ECLI:NL:CBB:2012:BX0927

College van Beroep voor het bedrijfsleven

Datum uitspraak
4 juli 2012
Publicatiedatum
5 april 2013
Zaaknummer
AWB 12/631
Instantie
College van Beroep voor het bedrijfsleven
Type
Uitspraak
Rechtsgebied
Bestuursrecht
Procedures
  • Voorlopige voorziening
Rechters
  • E.R. Eggeraat
  • B.S. Jansen
Vindplaatsen
  • Rechtspraak.nl
AI samenvatting door LexboostAutomatisch gegenereerd

Verzoek om voorlopige voorziening in hoger beroep tegen uitspraak voorzieningenrechter rechtbank Rotterdam

In deze zaak heeft A, vertegenwoordigd door mr. G.P. Roth, een verzoek om voorlopige voorziening ingediend bij het College van Beroep voor het bedrijfsleven, hangende hoger beroep tegen een uitspraak van de voorzieningenrechter van de rechtbank Rotterdam. De voorzieningenrechter van de rechtbank had op 22 juni 2012 een uitspraak gedaan in een geschil tussen A en de Stichting Autoriteit Financiële Markten (AFM), vertegenwoordigd door mr. M.J. Blotwijk. A heeft op 28 juni 2012 hoger beroep ingesteld tegen deze uitspraak en tegelijkertijd verzocht om een voorlopige voorziening.

De voorzieningenrechter van het College heeft de zaak beoordeeld en geconcludeerd dat het College zich onbevoegd zal verklaren om van het hoger beroep kennis te nemen. Dit is gebaseerd op artikel 20, derde lid, aanhef en onder d, van de Wet bestuursrechtspraak bedrijfsorganisatie, dat bepaalt dat tegen de uitspraak van de voorzieningenrechter van de rechtbank geen hoger beroep kan worden ingesteld bij het College. A heeft aangevoerd dat er sprake is van schending van de eisen van een goede procesorde en fundamentele rechtsbeginselen, en heeft verschillende grieven ingediend. Hij betoogde dat de rechtbank ten onrechte niet is ingegaan op zijn argumenten en dat zijn verdedigingsrechten zijn geschonden.

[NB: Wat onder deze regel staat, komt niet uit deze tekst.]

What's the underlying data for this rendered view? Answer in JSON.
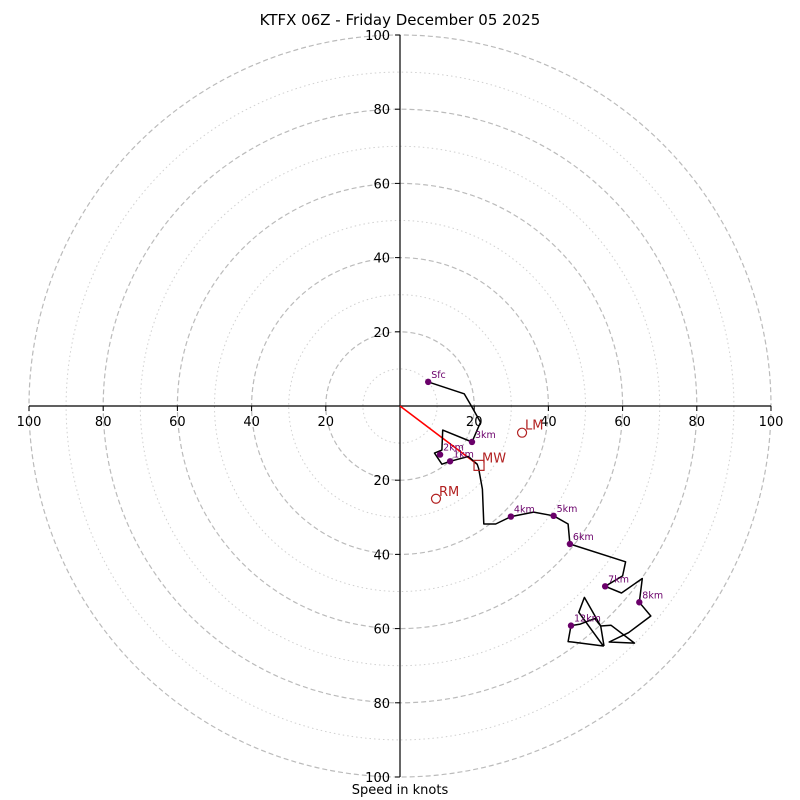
{
  "chart_data": {
    "type": "hodograph",
    "title": "KTFX 06Z - Friday December 05 2025",
    "xlabel": "Speed in knots",
    "axis_range": [
      -100,
      100
    ],
    "ring_major": [
      20,
      40,
      60,
      80,
      100
    ],
    "ring_minor": [
      10,
      30,
      50,
      70,
      90
    ],
    "tick_labels": {
      "left": [
        "100",
        "80",
        "60",
        "40",
        "20"
      ],
      "right": [
        "20",
        "40",
        "60",
        "80",
        "100"
      ],
      "top": [
        "100",
        "80",
        "60",
        "40",
        "20"
      ],
      "bottom": [
        "20",
        "40",
        "60",
        "80",
        "100"
      ]
    },
    "trace": [
      [
        7.6,
        6.5
      ],
      [
        17.3,
        3.3
      ],
      [
        19.0,
        0.4
      ],
      [
        21.7,
        -4.4
      ],
      [
        19.4,
        -9.7
      ],
      [
        11.5,
        -6.5
      ],
      [
        11.3,
        -11.9
      ],
      [
        9.3,
        -12.7
      ],
      [
        11.3,
        -15.7
      ],
      [
        13.5,
        -14.9
      ],
      [
        18.4,
        -13.6
      ],
      [
        20.8,
        -15.7
      ],
      [
        21.2,
        -16.9
      ],
      [
        22.2,
        -22.4
      ],
      [
        22.6,
        -31.8
      ],
      [
        25.8,
        -31.8
      ],
      [
        29.9,
        -29.8
      ],
      [
        36.0,
        -28.6
      ],
      [
        41.4,
        -29.6
      ],
      [
        45.3,
        -31.8
      ],
      [
        45.8,
        -37.2
      ],
      [
        60.8,
        -42.0
      ],
      [
        60.0,
        -45.8
      ],
      [
        55.3,
        -48.6
      ],
      [
        59.7,
        -50.4
      ],
      [
        65.3,
        -46.5
      ],
      [
        64.5,
        -52.9
      ],
      [
        67.6,
        -56.6
      ],
      [
        61.6,
        -61.1
      ],
      [
        56.4,
        -63.6
      ],
      [
        63.2,
        -63.9
      ],
      [
        56.9,
        -59.1
      ],
      [
        54.1,
        -59.3
      ],
      [
        52.5,
        -57.3
      ],
      [
        48.6,
        -58.8
      ],
      [
        46.1,
        -59.2
      ],
      [
        45.3,
        -63.5
      ],
      [
        46.4,
        -63.6
      ],
      [
        54.8,
        -64.7
      ],
      [
        48.2,
        -55.6
      ],
      [
        49.7,
        -51.6
      ],
      [
        54.1,
        -59.3
      ],
      [
        55.0,
        -64.7
      ]
    ],
    "height_markers": [
      {
        "label": "Sfc",
        "u": 7.6,
        "v": 6.5
      },
      {
        "label": "1km",
        "u": 13.5,
        "v": -14.9
      },
      {
        "label": "2km",
        "u": 10.8,
        "v": -13.1
      },
      {
        "label": "3km",
        "u": 19.4,
        "v": -9.7
      },
      {
        "label": "4km",
        "u": 29.9,
        "v": -29.8
      },
      {
        "label": "5km",
        "u": 41.4,
        "v": -29.6
      },
      {
        "label": "6km",
        "u": 45.8,
        "v": -37.2
      },
      {
        "label": "7km",
        "u": 55.3,
        "v": -48.6
      },
      {
        "label": "8km",
        "u": 64.5,
        "v": -52.9
      },
      {
        "label": "12km",
        "u": 46.1,
        "v": -59.2
      }
    ],
    "storm_motion": [
      {
        "label": "RM",
        "u": 9.7,
        "v": -25.0,
        "marker": "circle"
      },
      {
        "label": "LM",
        "u": 32.9,
        "v": -7.2,
        "marker": "circle"
      },
      {
        "label": "MW",
        "u": 21.3,
        "v": -16.0,
        "marker": "square"
      }
    ],
    "shear_vector": {
      "from": [
        0,
        0
      ],
      "to": [
        20.8,
        -15.7
      ]
    },
    "colors": {
      "trace": "#000000",
      "markers": "#6a006a",
      "storm": "#b22222",
      "shear": "#ff0000",
      "grid": "#bbbbbb"
    }
  }
}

De voorzieningenrechter heeft echter geoordeeld dat de aangevallen uitspraak gemotiveerd is en dat het niet ingaan op elk afzonderlijk argument van A geen schending van de procesorde oplevert. De voorzieningenrechter heeft vastgesteld dat het betoog van A niet voldoende aanknopingspunten biedt voor de conclusie dat er sprake is van een onterecht proces. Daarom heeft de voorzieningenrechter het verzoek om voorlopige voorziening afgewezen en geen proceskostenveroordeling opgelegd. De uitspraak is gedaan op 4 juli 2012 door mr. E.R. Eggeraat, in tegenwoordigheid van mr. B.S. Jansen als griffier.

Uitspraak

College van Beroep voor het bedrijfsleven
Voorzieningenrechter
AWB 12/631 4 juli 2012
22310 Wet op het financieel toezicht
Uitspraak op het verzoek om voorlopige voorziening in de zaak van:
A, te Gemert, gemeente Gemert-Bakel (hierna: A),
gemachtigde: mr. G.P. Roth, advocaat te Amsterdam,
tegen
Stichting Autoriteit Financiële Markten, te Amsterdam (hierna: AFM),
gemachtigde: mr. M.J. Blotwijk, advocaat te Amsterdam.
1. De procedure
De voorzieningenrechter van de rechtbank Rotterdam heeft bij uitspraak van 22 juni 2012 (AWB 12/2081 LJN: BW9478) beslist op het door A ingediende verzoek om voorlopige voorziening in een geschil tussen hem en AFM.
Tegen deze uitspraak heeft A bij brief, bij het College ingekomen op 28 juni 2012, hoger beroep ingesteld. Bij dezelfde brief heeft A de voorzieningenrechter van het College verzocht een voorlopige voorziening te treffen.
Bij brieven van 2 en 3 juli 2012 hebben AFM en A over en weer reacties ingediend.
2. De beoordeling van het geschil
2.1 De aangevallen uitspraak is een uitspraak van de voorzieningrechter van de rechtbank Rotterdam als bedoeld in artikel 8:84, tweede lid, van de Algemene wet bestuursrecht (hierna: Awb). Hiertegen kan ingevolge artikel 20, derde lid, aanhef en onder d, van de Wet bestuursrechtspraak bedrijfsorganisatie geen hoger beroep bij het College worden ingesteld. Gelet hierop ziet de voorzieningenrechter zich geplaatst voor de vraag of het College zich bevoegd zal achten om van het hoger beroep tegen de aangevallen uitspraak kennis te nemen.
2.2 A stelt zich op het standpunt dat sprake is van een zodanige schending van de eisen van een goede procesorde dan wel van fundamentele rechtsbeginselen dat een doorbreking van het hiervoor genoemde appèlverbod gerechtvaardigd is.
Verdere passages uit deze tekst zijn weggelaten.